Rédaction : Ruth ETEKPOR
Les autorités togolaises ont exigé le départ des occupants des emprises ferroviaires de Lomé dans une note circulaire signée le 25 novembre 2025, leur donnant jusqu’au 30 novembre 2025 pour libérer les lieux dans le cadre d’un projet de réhabilitation du réseau ferroviaire national. Cette décision émane du Contre-Amiral Fogan Adégnon, Directeur général du Port Autonome de Lomé, et vise principalement les commerçants, artisans et autres occupants installés de manière illégale le long des voies ferrées, notamment dans la zone portuaire.

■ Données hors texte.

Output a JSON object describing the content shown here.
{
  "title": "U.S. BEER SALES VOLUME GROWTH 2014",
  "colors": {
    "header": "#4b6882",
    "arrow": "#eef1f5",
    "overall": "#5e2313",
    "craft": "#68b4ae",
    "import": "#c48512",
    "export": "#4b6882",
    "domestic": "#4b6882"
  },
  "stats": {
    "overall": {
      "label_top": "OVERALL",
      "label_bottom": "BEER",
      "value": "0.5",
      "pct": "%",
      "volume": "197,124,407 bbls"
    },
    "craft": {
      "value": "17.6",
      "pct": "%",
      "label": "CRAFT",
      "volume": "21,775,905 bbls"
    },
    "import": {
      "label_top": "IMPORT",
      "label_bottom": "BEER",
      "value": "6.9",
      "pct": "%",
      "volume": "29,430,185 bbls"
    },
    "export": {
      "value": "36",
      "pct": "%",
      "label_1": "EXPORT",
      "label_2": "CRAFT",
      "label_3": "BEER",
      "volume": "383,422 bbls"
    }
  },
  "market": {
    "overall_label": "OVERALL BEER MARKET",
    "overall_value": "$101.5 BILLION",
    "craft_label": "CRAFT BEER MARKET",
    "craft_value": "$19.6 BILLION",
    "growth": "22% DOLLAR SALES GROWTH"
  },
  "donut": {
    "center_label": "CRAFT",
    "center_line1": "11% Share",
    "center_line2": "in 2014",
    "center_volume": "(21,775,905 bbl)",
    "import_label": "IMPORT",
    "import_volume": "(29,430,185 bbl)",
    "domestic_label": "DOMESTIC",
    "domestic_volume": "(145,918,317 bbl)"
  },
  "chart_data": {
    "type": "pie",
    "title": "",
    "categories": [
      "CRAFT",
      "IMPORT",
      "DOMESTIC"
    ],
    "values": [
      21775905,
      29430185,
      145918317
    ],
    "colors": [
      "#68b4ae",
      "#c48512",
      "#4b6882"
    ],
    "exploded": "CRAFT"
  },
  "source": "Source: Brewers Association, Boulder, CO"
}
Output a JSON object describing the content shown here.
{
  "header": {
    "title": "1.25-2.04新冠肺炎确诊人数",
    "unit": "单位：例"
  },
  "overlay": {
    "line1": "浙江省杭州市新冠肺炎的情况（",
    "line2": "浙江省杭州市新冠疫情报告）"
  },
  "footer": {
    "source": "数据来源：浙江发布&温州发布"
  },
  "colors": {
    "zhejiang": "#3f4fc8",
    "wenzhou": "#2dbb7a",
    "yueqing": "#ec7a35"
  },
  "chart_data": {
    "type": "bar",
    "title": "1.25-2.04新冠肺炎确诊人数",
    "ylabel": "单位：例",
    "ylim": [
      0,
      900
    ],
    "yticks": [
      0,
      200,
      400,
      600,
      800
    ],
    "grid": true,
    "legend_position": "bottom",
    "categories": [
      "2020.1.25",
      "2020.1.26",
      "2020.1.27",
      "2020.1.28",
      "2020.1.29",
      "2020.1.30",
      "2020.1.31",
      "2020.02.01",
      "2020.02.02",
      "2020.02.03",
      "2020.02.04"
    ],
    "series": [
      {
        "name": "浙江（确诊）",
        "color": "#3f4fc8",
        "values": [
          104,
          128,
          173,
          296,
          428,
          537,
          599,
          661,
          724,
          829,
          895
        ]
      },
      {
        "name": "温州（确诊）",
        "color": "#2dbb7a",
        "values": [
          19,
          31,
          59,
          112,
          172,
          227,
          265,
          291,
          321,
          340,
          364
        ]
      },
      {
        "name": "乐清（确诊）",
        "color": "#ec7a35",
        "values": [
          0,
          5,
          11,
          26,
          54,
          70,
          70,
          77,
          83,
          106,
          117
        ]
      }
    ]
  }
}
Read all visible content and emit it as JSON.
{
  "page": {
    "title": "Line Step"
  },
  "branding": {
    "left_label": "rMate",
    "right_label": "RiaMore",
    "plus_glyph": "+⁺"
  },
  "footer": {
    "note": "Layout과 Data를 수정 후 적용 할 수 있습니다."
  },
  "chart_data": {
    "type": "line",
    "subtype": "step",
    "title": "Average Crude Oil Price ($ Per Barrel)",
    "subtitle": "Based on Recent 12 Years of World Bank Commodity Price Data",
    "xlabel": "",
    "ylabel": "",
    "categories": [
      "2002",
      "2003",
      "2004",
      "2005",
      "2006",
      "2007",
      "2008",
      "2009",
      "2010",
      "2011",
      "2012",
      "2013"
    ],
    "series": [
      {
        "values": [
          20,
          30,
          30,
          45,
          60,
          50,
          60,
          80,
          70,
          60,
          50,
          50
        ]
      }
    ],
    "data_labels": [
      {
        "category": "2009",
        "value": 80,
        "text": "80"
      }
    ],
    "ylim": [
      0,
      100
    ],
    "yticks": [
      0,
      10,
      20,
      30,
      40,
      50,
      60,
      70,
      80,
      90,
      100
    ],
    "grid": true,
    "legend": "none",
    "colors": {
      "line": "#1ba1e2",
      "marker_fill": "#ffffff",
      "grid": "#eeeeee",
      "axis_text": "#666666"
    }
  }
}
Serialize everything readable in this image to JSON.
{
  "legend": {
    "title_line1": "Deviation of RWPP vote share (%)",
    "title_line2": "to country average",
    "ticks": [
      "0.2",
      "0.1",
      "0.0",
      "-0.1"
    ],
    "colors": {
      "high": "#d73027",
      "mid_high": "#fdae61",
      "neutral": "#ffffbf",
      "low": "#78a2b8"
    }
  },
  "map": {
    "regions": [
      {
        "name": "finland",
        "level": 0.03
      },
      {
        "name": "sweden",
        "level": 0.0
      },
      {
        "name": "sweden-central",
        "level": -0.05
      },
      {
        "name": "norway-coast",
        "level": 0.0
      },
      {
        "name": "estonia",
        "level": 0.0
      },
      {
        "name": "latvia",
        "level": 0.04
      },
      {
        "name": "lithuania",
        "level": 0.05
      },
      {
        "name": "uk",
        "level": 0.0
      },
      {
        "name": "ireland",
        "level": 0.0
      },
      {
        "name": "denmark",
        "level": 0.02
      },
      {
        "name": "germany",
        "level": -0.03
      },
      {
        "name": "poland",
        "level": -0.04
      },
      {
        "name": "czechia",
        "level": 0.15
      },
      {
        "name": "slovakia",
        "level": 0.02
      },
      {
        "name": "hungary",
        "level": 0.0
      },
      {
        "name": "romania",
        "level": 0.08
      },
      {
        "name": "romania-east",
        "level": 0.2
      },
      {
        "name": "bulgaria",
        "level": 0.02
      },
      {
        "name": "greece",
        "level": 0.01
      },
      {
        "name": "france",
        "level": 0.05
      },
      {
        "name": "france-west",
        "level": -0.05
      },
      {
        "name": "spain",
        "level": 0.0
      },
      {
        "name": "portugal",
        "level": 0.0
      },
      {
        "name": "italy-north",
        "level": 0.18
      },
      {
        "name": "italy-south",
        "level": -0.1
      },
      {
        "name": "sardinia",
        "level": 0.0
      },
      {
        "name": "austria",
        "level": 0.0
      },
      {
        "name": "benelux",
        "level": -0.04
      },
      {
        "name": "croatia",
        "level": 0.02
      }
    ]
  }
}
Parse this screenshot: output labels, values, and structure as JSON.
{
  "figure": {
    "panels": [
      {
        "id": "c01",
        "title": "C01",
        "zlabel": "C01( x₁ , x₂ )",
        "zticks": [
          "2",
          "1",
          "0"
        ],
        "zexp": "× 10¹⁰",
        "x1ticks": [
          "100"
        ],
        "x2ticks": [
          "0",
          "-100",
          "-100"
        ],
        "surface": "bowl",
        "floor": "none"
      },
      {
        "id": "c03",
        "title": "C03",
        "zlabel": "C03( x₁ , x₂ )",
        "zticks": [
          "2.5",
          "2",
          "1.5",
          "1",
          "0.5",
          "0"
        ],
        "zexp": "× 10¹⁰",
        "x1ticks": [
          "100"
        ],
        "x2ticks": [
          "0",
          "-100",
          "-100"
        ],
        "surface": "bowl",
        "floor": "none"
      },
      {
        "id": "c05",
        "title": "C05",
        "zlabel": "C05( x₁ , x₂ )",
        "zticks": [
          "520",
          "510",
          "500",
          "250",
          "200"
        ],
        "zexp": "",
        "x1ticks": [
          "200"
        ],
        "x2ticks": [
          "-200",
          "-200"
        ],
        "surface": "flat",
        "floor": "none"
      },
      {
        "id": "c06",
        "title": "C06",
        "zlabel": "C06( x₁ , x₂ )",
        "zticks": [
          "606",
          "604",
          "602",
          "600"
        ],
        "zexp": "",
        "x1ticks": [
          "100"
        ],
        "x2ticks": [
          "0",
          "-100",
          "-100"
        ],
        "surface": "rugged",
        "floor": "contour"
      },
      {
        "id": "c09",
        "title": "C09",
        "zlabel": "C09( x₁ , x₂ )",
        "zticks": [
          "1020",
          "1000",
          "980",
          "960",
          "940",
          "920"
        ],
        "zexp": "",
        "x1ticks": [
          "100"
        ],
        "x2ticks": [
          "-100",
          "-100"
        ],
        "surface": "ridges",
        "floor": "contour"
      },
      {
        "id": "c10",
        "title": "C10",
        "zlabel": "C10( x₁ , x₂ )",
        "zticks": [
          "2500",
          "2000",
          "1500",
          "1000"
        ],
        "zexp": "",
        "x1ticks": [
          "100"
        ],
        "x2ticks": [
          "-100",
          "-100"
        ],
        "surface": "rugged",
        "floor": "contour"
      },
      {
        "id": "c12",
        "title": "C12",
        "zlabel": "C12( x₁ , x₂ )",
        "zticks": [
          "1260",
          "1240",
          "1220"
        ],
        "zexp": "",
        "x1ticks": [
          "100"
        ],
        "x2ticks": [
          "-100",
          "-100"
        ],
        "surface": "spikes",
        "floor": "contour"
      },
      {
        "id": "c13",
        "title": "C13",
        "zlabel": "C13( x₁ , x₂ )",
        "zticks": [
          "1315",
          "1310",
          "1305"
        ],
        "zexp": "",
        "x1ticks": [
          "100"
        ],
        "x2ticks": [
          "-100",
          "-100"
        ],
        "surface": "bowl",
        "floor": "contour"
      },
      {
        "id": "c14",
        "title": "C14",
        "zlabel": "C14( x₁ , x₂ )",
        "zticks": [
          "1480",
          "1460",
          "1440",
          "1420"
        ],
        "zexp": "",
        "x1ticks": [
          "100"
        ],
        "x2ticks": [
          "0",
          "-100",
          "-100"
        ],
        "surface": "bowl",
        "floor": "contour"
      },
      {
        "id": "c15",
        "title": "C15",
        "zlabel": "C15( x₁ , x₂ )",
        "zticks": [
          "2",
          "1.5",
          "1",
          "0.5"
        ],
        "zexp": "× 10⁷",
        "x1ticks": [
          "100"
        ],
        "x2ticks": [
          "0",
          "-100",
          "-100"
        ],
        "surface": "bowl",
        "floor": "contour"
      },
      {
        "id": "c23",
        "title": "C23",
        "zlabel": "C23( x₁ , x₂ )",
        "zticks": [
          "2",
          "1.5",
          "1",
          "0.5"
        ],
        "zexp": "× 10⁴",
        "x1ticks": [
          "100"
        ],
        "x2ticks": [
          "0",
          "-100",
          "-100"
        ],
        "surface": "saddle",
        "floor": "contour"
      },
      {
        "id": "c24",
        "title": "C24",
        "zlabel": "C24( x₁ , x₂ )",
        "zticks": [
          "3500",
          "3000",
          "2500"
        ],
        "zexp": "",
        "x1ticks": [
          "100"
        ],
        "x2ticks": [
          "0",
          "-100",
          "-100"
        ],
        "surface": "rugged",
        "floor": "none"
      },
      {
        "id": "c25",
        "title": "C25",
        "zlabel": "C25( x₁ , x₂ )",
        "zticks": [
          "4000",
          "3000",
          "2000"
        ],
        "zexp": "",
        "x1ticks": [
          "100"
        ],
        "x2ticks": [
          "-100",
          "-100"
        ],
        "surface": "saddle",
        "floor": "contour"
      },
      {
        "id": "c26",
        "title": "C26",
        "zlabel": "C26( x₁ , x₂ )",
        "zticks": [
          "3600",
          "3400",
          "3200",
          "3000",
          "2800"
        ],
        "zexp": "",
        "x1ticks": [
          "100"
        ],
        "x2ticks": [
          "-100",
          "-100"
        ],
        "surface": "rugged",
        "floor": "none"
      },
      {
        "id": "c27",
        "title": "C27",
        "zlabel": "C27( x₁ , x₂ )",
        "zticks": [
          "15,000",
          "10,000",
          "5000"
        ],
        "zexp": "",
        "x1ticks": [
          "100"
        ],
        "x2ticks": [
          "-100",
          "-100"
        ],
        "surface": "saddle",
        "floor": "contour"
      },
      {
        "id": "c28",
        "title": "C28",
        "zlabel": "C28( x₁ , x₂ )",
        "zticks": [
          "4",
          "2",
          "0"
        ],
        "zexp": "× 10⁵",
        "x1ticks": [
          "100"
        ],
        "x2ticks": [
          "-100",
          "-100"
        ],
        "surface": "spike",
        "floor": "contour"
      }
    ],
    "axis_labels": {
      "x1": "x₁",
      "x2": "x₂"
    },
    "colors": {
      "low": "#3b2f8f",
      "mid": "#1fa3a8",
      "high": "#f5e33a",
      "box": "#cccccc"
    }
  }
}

Cette mesure s’inscrit dans le cadre du projet de modernisation des infrastructures ferroviaires, qui prévoit la réhabilitation de la ligne reliant le Port Autonome de Lomé à la Plateforme Industrielle d’Adétikopé (PIA). L’objectif affiché est de renforcer la compétitivité logistique du Togo, en facilitant le transport de marchandises entre le port et les zones industrielles, tout en réduisant les embouteillages et les coûts de transport.
Cependant, cette décision suscite de nombreuses inquiétudes parmi les populations concernées. Pour beaucoup de commerçants installés depuis des années sur ces emprises, cette évacuation représente une perte de leur unique source de revenus. Certains dénoncent un manque de concertation et d’alternatives concrètes proposées par les autorités. « On nous demande de partir, mais on ne nous dit pas où aller. C’est ici que nous gagnons notre pain quotidien », confie une vendeuse de fruits installée depuis plus de dix ans près des rails.
De leur côté, les autorités locales insistent sur la nécessité de libérer ces espaces pour des raisons de sécurité et de développement. Elles affirment que des campagnes de sensibilisation ont été menées en amont et que les occupants ont été informés à plusieurs reprises de l’irrégularité de leur présence sur ces sites. Le gouvernement promet également d’accompagner les personnes concernées dans leur relocalisation, bien que les modalités de cet accompagnement restent floues pour l’instant.
La situation met en lumière les tensions persistantes entre impératifs de développement urbain et réalités socio-économiques. Alors que le Togo cherche à moderniser ses infrastructures pour attirer davantage d’investissements, la question de l’inclusion sociale et de la protection des plus vulnérables demeure cruciale. Les jours à venir seront décisifs pour évaluer la capacité des autorités à concilier ces deux exigences.